Public vs. Alternative Education 101
In the United States, every child is entitled to receive an education through the public school system. About 90 percent of children in the US attend public schools; the other 10 percent attend private or parochial schools. The number of alternative schools, such as charter and magnet schools, is growing, as people seek a non-traditional approach to schooling, in the hopes that their children will receive the best education possible.
Choosing a school for your child can be a complex process. A 2009 GreatSchools and Harris Interactive Poll showed that nearly one in four parents were considering switching their child’s school either from private to public or vice versa. The reasons families seek private schools or other alternatives to traditional public schooling vary widely. Cost is a significant factor, combined with the concern for specific academic goals, religious practices, special physical or emotional needs, or special interests, such as the performing arts, the choosing your child’s school can be an overwhelming task.

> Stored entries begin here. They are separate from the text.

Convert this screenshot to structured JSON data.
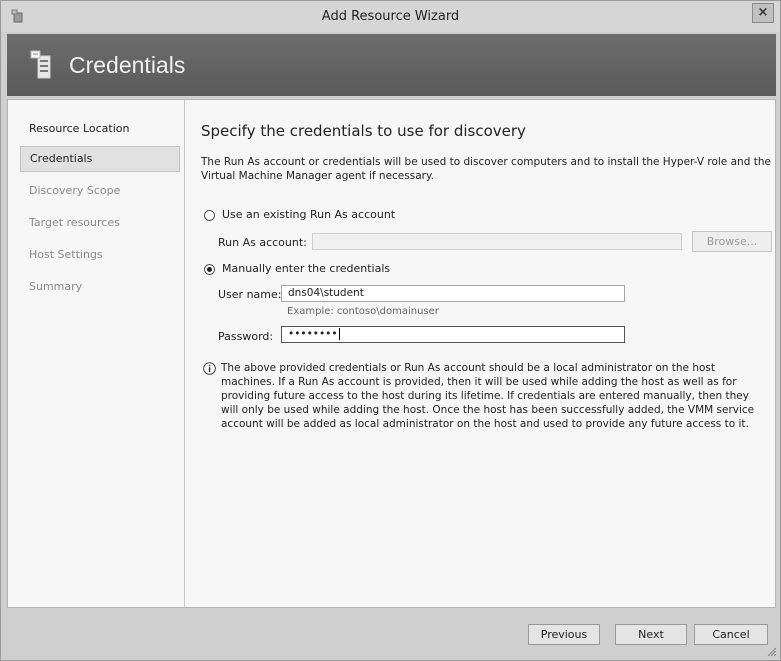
{
  "window": {
    "title": "Add Resource Wizard",
    "close_glyph": "×"
  },
  "banner": {
    "title": "Credentials",
    "icon": "wizard-server-icon"
  },
  "nav": {
    "items": [
      {
        "label": "Resource Location",
        "state": "done"
      },
      {
        "label": "Credentials",
        "state": "active"
      },
      {
        "label": "Discovery Scope",
        "state": "pending"
      },
      {
        "label": "Target resources",
        "state": "pending"
      },
      {
        "label": "Host Settings",
        "state": "pending"
      },
      {
        "label": "Summary",
        "state": "pending"
      }
    ]
  },
  "main": {
    "heading": "Specify the credentials to use for discovery",
    "description": "The Run As account or credentials will be used to discover computers and to install the Hyper-V role and the Virtual Machine Manager agent if necessary.",
    "option_existing": {
      "label": "Use an existing Run As account",
      "selected": false
    },
    "run_as": {
      "label": "Run As account:",
      "value": "",
      "browse_label": "Browse..."
    },
    "option_manual": {
      "label": "Manually enter the credentials",
      "selected": true
    },
    "username": {
      "label": "User name:",
      "value": "dns04\\student",
      "example": "Example: contoso\\domainuser"
    },
    "password": {
      "label": "Password:",
      "value": "••••••••"
    },
    "info": {
      "lines": [
        "The above provided credentials or Run As account should be a local administrator on the host",
        "machines. If a Run As account is provided, then it will be used while adding the host as well as for",
        "providing future access to the host during its lifetime. If credentials are entered manually, then they",
        "will only be used while adding the host. Once the host has been successfully added, the VMM service",
        "account will be added as local administrator on the host and used to provide any future access to it."
      ]
    }
  },
  "footer": {
    "previous_label": "Previous",
    "next_label": "Next",
    "cancel_label": "Cancel"
  },
  "colors": {
    "banner": "#5f5f5f",
    "content_bg": "#f7f7f7",
    "window_bg": "#cfcfcf"
  }
}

Here are some of the distinctions between public and private education that must be considered in the process.
Cost: Public schools cannot charge tuition but are sometimes underfunded and subject to political changes. Private schools must generate their own income through tuition, private grants and fundraising by parents.

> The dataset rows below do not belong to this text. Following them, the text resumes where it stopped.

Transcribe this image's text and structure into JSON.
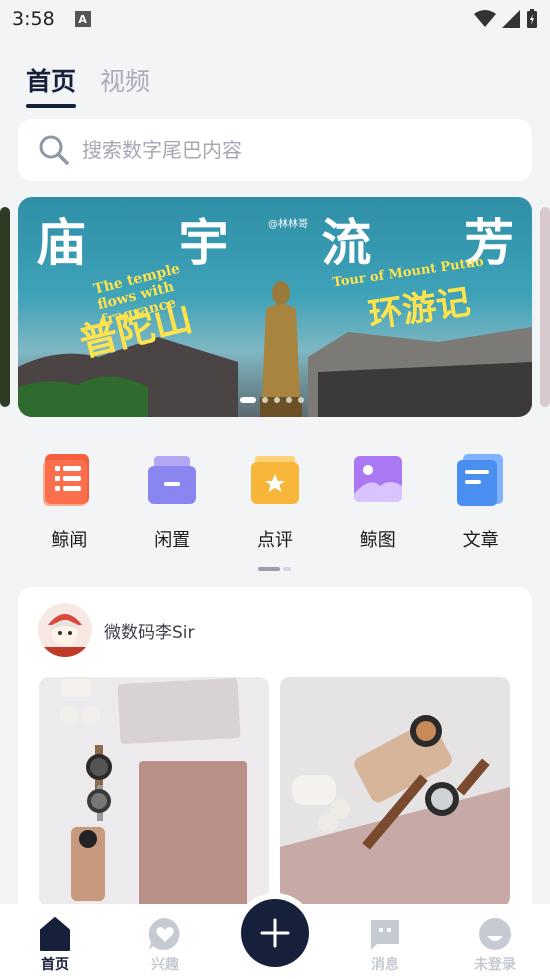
{
  "status_bar": {
    "time": "3:58",
    "a_label": "A"
  },
  "top_tabs": [
    {
      "label": "首页",
      "active": true
    },
    {
      "label": "视频",
      "active": false
    }
  ],
  "search": {
    "placeholder": "搜索数字尾巴内容"
  },
  "banner": {
    "title_chars": [
      "庙",
      "宇",
      "流",
      "芳"
    ],
    "watermark": "@林林哥",
    "sub_left": "The temple flows with fragrance",
    "big_left": "普陀山",
    "sub_right": "Tour of Mount Putuo",
    "big_right": "环游记",
    "page_count": 5,
    "active_index": 0
  },
  "quick_links": [
    {
      "label": "鲸闻",
      "icon": "news-icon",
      "color": "#f4603f"
    },
    {
      "label": "闲置",
      "icon": "box-icon",
      "color": "#8a86f0"
    },
    {
      "label": "点评",
      "icon": "review-icon",
      "color": "#f7b63a"
    },
    {
      "label": "鲸图",
      "icon": "image-icon",
      "color": "#a978f2"
    },
    {
      "label": "文章",
      "icon": "article-icon",
      "color": "#4a8ef0"
    }
  ],
  "post": {
    "author": "微数码李Sir"
  },
  "bottom_nav": [
    {
      "label": "首页",
      "active": true
    },
    {
      "label": "兴趣",
      "active": false
    },
    {
      "label": "消息",
      "active": false
    },
    {
      "label": "未登录",
      "active": false
    }
  ],
  "colors": {
    "primary": "#17203a",
    "inactive": "#c6cad2",
    "background": "#f3f4f6"
  }
}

Independence: Private schools do not receive tax dollars, so they do not have to follow the same regulatory and bureaucratic policies as public schools. They can follow religious practices and be specialized.
Admission: Public schools must accept all children, while private schools can be highly selective.

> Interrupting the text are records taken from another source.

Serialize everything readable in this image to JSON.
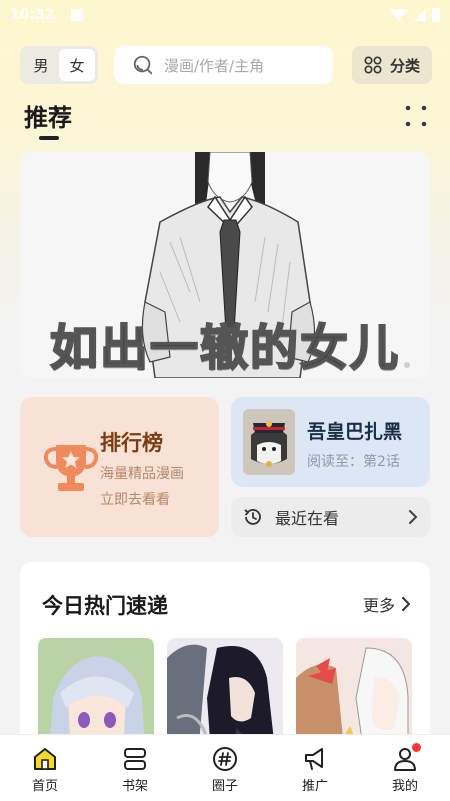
{
  "status_bar": {
    "time": "10:32"
  },
  "header": {
    "gender_options": [
      "男",
      "女"
    ],
    "gender_selected": "女",
    "search_placeholder": "漫画/作者/主角",
    "category_label": "分类"
  },
  "recommend": {
    "title": "推荐",
    "banner_title": "如出一辙的女儿"
  },
  "ranking": {
    "title": "排行榜",
    "subtitle1": "海量精品漫画",
    "subtitle2": "立即去看看"
  },
  "continue_reading": {
    "title": "吾皇巴扎黑",
    "progress": "阅读至：第2话"
  },
  "recent": {
    "label": "最近在看"
  },
  "hot": {
    "title": "今日热门速递",
    "more_label": "更多"
  },
  "bottom_nav": [
    {
      "label": "首页",
      "icon": "home-icon",
      "active": true
    },
    {
      "label": "书架",
      "icon": "bookshelf-icon"
    },
    {
      "label": "圈子",
      "icon": "hashtag-icon"
    },
    {
      "label": "推广",
      "icon": "megaphone-icon"
    },
    {
      "label": "我的",
      "icon": "profile-icon",
      "badge": true
    }
  ],
  "colors": {
    "accent_yellow": "#f7d92a",
    "rank_bg": "#f8e2d5",
    "trophy": "#f08a5d",
    "read_bg": "#dde6f4",
    "badge_red": "#ff3333"
  }
}
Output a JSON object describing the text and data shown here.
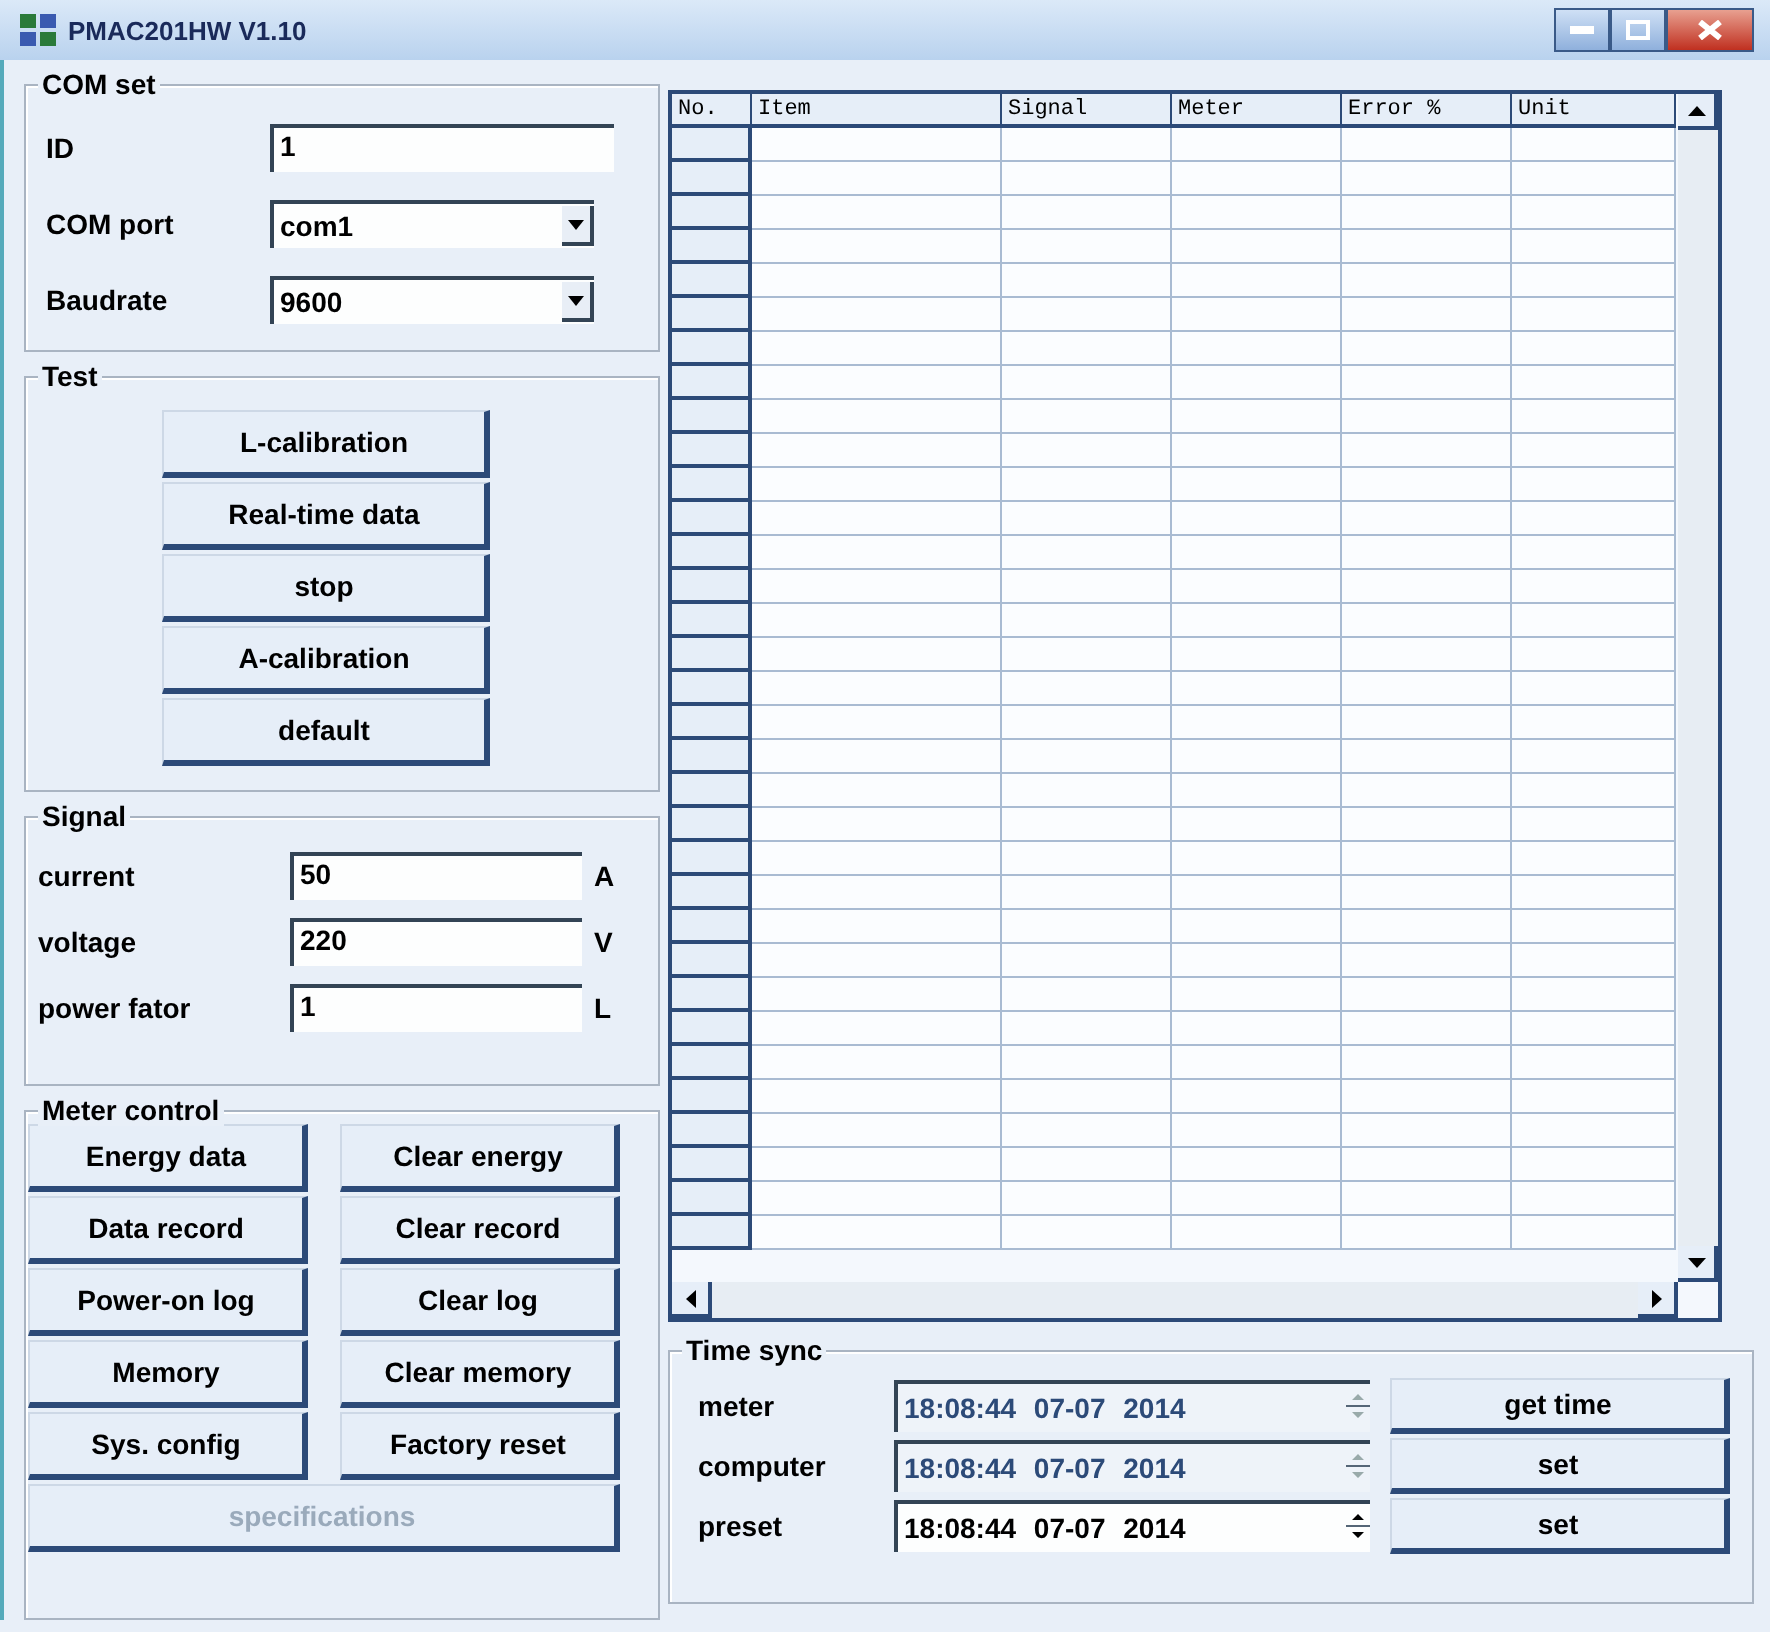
{
  "window": {
    "title": "PMAC201HW V1.10"
  },
  "com_set": {
    "title": "COM set",
    "fields": [
      {
        "kind": "text",
        "label": "ID",
        "value": "1"
      },
      {
        "kind": "combo",
        "label": "COM port",
        "value": "com1"
      },
      {
        "kind": "combo",
        "label": "Baudrate",
        "value": "9600"
      }
    ]
  },
  "test": {
    "title": "Test",
    "buttons": [
      "L-calibration",
      "Real-time data",
      "stop",
      "A-calibration",
      "default"
    ]
  },
  "signal": {
    "title": "Signal",
    "fields": [
      {
        "label": "current",
        "value": "50",
        "unit": "A"
      },
      {
        "label": "voltage",
        "value": "220",
        "unit": "V"
      },
      {
        "label": "power fator",
        "value": "1",
        "unit": "L"
      }
    ]
  },
  "meter_control": {
    "title": "Meter control",
    "buttons": [
      {
        "label": "Energy data",
        "disabled": false
      },
      {
        "label": "Clear energy",
        "disabled": false
      },
      {
        "label": "Data record",
        "disabled": false
      },
      {
        "label": "Clear record",
        "disabled": false
      },
      {
        "label": "Power-on log",
        "disabled": false
      },
      {
        "label": "Clear log",
        "disabled": false
      },
      {
        "label": "Memory",
        "disabled": false
      },
      {
        "label": "Clear memory",
        "disabled": false
      },
      {
        "label": "Sys. config",
        "disabled": false
      },
      {
        "label": "Factory reset",
        "disabled": false
      },
      {
        "label": "specifications",
        "disabled": true
      }
    ]
  },
  "table": {
    "columns": [
      "No.",
      "Item",
      "Signal",
      "Meter",
      "Error %",
      "Unit"
    ]
  },
  "time_sync": {
    "title": "Time sync",
    "rows": [
      {
        "label": "meter",
        "value": "18:08:44 07-07 2014",
        "disabled": true,
        "button": "get time"
      },
      {
        "label": "computer",
        "value": "18:08:44 07-07 2014",
        "disabled": true,
        "button": "set"
      },
      {
        "label": "preset",
        "value": "18:08:44 07-07 2014",
        "disabled": false,
        "button": "set"
      }
    ]
  }
}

Teacher qualifications: In public schools, all teachers are usually state certified or in the process of earning certification, which ensures that they have met a minimum of training standards required by the state. Private schools may not require certification but may allow someone who has subject-area expertise or an undergraduate or graduate degree in the subject to teach.
Glossary of schools:
Parochial or private schools – independent, privately funded schools which generally charge tuition.
Charter schools – independent, publicly funded schools run by foundations, parents or teachers that are often formed to meet local community needs. Charter schools may have a special focus, such as music, technical skills, or the environment.
Magnet schools – publicly funded schools which often specialize in a specific area, such as the performing arts, math or science.
Home schooling – conducted in the home by a parent or tutor, subject to rules and requirements of the state.
Alternative schools – schools which provide a non-traditional approach to education. This category includes charter and magnet schools as well as schools for the mentally or emotionally challenged and at-risk students.